A little more than six months later, here is what I have to say about startup vs Fortune 500 life:
Advantages
- You learn like mad. Someone once told me startup life was like compressing ten years worth of work into two years. Whoever s/he was, they weren’t exaggerating. The learning curve never seems to plateau out and if you get bored, it’s because you can’t focus, not because there aren’t interesting problems to tackle.
- Flexible Management. There’s a tacit understanding in startup life that everyone is more work-horse than human, and so rarely does someone blink if you show up at noon.

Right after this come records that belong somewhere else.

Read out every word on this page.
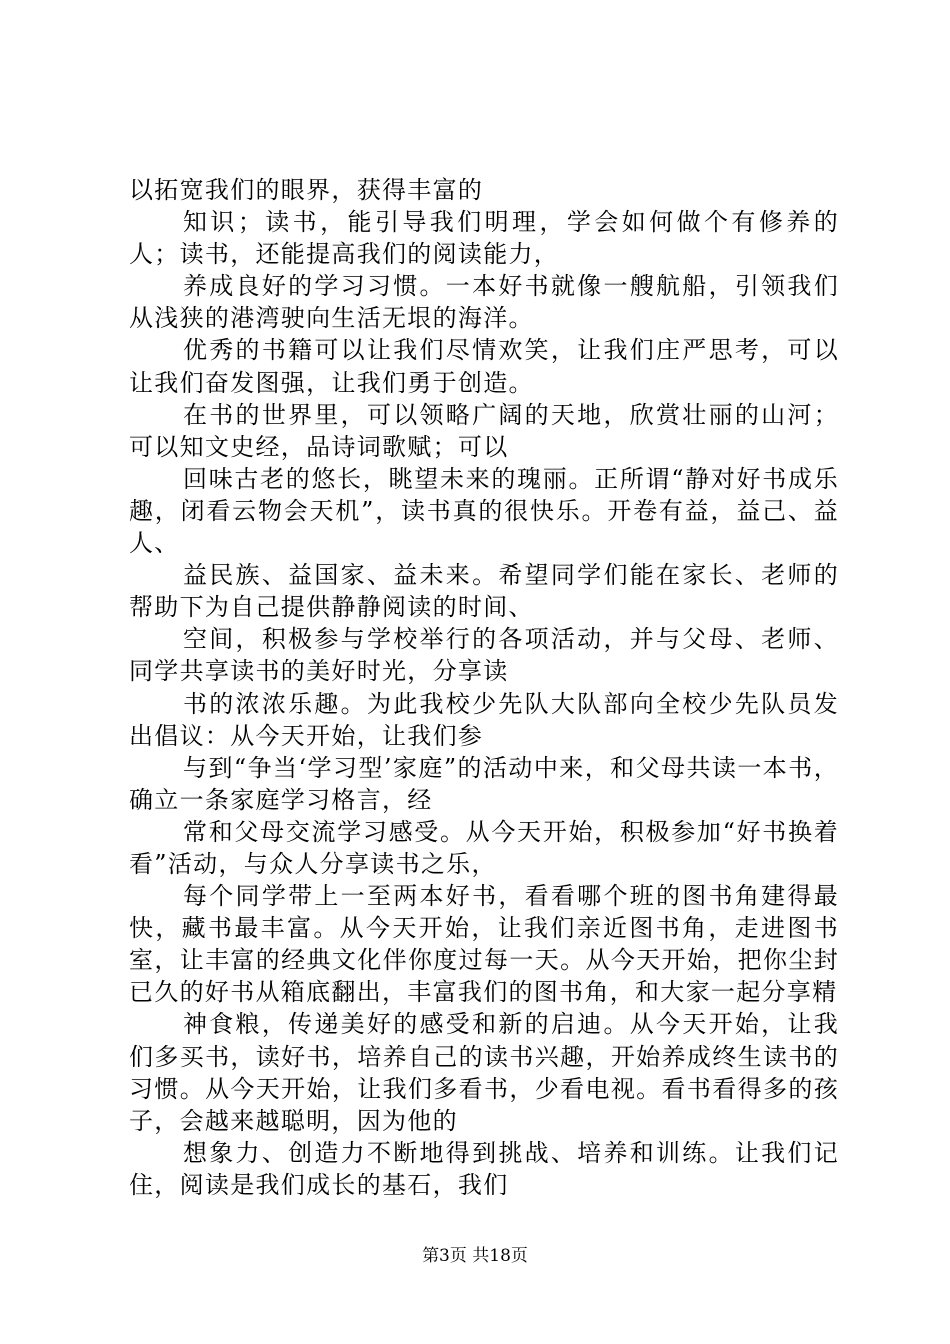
以拓宽我们的眼界，获得丰富的

知识；读书，能引导我们明理，学会如何做个有修养的人；读书，还能提高我们的阅读能力，

养成良好的学习习惯。一本好书就像一艘航船，引领我们从浅狭的港湾驶向生活无垠的海洋。

优秀的书籍可以让我们尽情欢笑，让我们庄严思考，可以让我们奋发图强，让我们勇于创造。

在书的世界里，可以领略广阔的天地，欣赏壮丽的山河；可以知文史经，品诗词歌赋；可以

回味古老的悠长，眺望未来的瑰丽。正所谓“静对好书成乐趣，闭看云物会天机”，读书真的很快乐。开卷有益，益己、益人、

益民族、益国家、益未来。希望同学们能在家长、老师的帮助下为自己提供静静阅读的时间、

空间，积极参与学校举行的各项活动，并与父母、老师、同学共享读书的美好时光，分享读

书的浓浓乐趣。为此我校少先队大队部向全校少先队员发出倡议：从今天开始，让我们参

与到“争当‘学习型’家庭”的活动中来，和父母共读一本书，确立一条家庭学习格言，经

常和父母交流学习感受。从今天开始，积极参加“好书换着看”活动，与众人分享读书之乐，

每个同学带上一至两本好书，看看哪个班的图书角建得最快，藏书最丰富。从今天开始，让我们亲近图书角，走进图书室，让丰富的经典文化伴你度过每一天。从今天开始，把你尘封已久的好书从箱底翻出，丰富我们的图书角，和大家一起分享精

神食粮，传递美好的感受和新的启迪。从今天开始，让我们多买书，读好书，培养自己的读书兴趣，开始养成终生读书的习惯。从今天开始，让我们多看书，少看电视。看书看得多的孩子，会越来越聪明，因为他的

想象力、创造力不断地得到挑战、培养和训练。让我们记住，阅读是我们成长的基石，我们

第3页 共18页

So long as you get your work done, no one’s going to chase you down and demand you spend 40 hours at the desk. (Although the irony of the situation is, to get your work done, you’re pretty much compelled to spend 60+ hours slamming your forehead against the monitor.)
- Opportunity to fail. Initially I wrote “opportunities to innovate”, but I think that hides the hard reality that you fail more often than not. It’s much better than it sounds. In fact, if your company is willing to take on the risk of allowing you to try new things, you’re one of the lucky ones. Fortune 500 entry-levels are structured so it’s almost impossible to fail, which means the rules are clearly and tightly set. It makes for little mistakes and much boredom. Ironically, having more responsibility and freedom has made me infinitely more invested in my job.
Disadvantages
- Communication goes beyond 5 PM. “Work-life” balance as traditionally defined is a myth in startup culture, especially if you have key team members half-way across the world. (And for the record, there is no way you’re getting anywhere without a product management software. Resign yourself to it.) For better or worse, people expect near-instant replies, and you’ll soon learn to wince at every Slack ping and Skype whoosh. Your CEO/Founder will come up with brilliant (and not so brilliant) ideas at 3 AM and he will let you know it.
- “Standard Operating Procedure” is a luxury. Sure, there will be some common customer cases for which you have already figured out the appropriate solution for. But more often than not, something new will blind-side you, and there’s no real right answer other than to evaluate what information you have at hand and make your best educated (and gut) guess. As a startup, you haven’t firmly carved out your niche yet, so you’re often still scattered across multiple problems and products.
- Beware burnout. Burnout is a very real thing in the industry, as I personally experienced around the seven-week mark. After watching me rat-race-run for about seven weeks, my direct supervisor took me aside and told me, half-wryly, half-bemusedly, that a job was like a marathon. You could sprint sometimes but not all the time, not if you wanted to make it to the end. It’s an apt metaphor and I’ve gotten better at conditioning myself.